Is is Safe to Visit Mexico Right Now?

On one hand, Covid-19 is running rampant in Mexico where, in spite of a massive second wave having largely collapsed, deaths remain high. In fact, Mexico has one of the largest measures case-fatality rates of Covid anywhere in the world, in large part because inadequate testing has failed to pick up such a large number of mild and asymptomatic infections. On the other hand, Covid is far from the most dangerous thing about traveling to Mexico, in 2021 or any other year.

I don’t say this to fearmonger, or to dissuade you if you are planning to visit Mexico in 2021. Indeed, it’s important to be cognizant of all sorts of potential risks when traveling, and to assess them from a sober point of view.

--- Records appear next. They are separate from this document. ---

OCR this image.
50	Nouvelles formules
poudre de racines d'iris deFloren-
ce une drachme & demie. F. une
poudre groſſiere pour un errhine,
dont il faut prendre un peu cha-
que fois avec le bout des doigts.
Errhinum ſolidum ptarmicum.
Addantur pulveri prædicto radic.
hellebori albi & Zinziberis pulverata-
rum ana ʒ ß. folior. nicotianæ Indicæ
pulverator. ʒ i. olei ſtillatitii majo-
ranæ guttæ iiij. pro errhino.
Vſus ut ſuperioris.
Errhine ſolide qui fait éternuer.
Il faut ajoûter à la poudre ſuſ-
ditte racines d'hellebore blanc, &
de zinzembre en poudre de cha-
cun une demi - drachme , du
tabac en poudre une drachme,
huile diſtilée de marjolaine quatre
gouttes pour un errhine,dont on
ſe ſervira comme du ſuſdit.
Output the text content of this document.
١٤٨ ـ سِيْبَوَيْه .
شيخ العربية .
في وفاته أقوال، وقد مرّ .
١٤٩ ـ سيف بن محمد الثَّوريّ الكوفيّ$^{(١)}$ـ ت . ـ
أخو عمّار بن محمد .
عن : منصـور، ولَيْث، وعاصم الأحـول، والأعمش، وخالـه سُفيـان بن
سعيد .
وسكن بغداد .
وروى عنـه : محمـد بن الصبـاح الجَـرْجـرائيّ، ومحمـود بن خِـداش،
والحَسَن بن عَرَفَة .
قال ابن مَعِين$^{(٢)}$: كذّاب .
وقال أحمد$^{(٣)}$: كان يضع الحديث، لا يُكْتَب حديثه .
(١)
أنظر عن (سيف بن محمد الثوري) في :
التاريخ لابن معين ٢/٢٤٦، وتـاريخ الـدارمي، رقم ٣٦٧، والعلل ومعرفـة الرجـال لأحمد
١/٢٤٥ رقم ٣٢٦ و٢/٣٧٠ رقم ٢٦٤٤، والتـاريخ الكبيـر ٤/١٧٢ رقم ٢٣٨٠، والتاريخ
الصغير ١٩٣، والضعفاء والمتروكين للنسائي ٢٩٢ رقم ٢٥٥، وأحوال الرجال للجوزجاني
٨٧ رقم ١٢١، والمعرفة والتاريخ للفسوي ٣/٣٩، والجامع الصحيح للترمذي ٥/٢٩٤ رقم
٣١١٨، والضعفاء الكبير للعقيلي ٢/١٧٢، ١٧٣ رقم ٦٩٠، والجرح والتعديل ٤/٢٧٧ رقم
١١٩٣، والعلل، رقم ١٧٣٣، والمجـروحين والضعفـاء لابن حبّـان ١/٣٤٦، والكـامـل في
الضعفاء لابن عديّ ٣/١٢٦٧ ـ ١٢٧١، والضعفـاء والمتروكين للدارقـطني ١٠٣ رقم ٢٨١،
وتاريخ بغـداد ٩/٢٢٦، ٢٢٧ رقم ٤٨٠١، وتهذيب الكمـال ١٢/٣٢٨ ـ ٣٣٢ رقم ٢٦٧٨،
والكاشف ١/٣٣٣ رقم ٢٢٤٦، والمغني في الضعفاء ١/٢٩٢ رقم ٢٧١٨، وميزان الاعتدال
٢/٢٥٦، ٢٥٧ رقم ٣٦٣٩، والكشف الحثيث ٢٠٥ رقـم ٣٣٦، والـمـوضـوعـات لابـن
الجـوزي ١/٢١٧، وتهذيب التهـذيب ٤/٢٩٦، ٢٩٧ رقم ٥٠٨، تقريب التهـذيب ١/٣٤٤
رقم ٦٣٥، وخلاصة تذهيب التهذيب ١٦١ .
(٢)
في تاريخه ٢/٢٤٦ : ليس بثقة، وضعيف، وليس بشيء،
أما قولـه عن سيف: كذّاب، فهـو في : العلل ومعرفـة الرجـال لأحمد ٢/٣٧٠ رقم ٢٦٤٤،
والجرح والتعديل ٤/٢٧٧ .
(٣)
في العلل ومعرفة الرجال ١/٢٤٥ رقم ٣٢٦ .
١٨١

When it comes to Covid, visiting Mexico after you’ve been vaccinated adds another layer of safety, just as avoiding nighttime outing and not flashing conspicuous signs of wealth helps you avoid petty theft and bodily harm.

Other FAQ About Travel to Mexico in 2021

What is the safest place in Mexico to travel?

The bad news is that crime, both petty and violent, can and does happen everywhere in Mexico. The good news? Using common-sense strategies can help you stay safe. On the Yucatan, you can avoid crime by avoiding excessive drinking, and not allowing strangers to know where you’re staying. In Mexico City, you might avoid nighttime outings in dangerous neighborhoods, and use Uber instead of taxis.

What is the best month to visit Mexico in 2021?

Mexico is truly a 365-day per year destination—there’s just not a bad time to come. With this being said, I do have a particular affinity for months like March (when the Jacaranda are blooming in Mexico City and elsewhere) and October, before American and Canadian snowbirds begin their holiday forays south of the border.

Can I brush my teeth with tap water in Mexico?

Much has been made of “Montezuma’s revenge,” but I’ve never had an issue using Mexican tap water to brush my teeth. The reality is that pathogens have to exist in a certain quantity to sicken you; brushing your teeth uses only a few drops of water, when you think about it.

The Bottom Line

Do you want to visit Mexico in 2021? I can understand why your answer might not be a clear “yes” or “no”—I’m sort of on the fence myself! On one hand, Mexico’s open border and the freedom it has given travelers (and would-be travelers) is refreshing and admirable. On the other hand, the epidemiological situation within the country remains dire. Personally, if I do go to Mexico this year, it will probably be after I get my Covid-19 vaccine, which I expect to take place this July.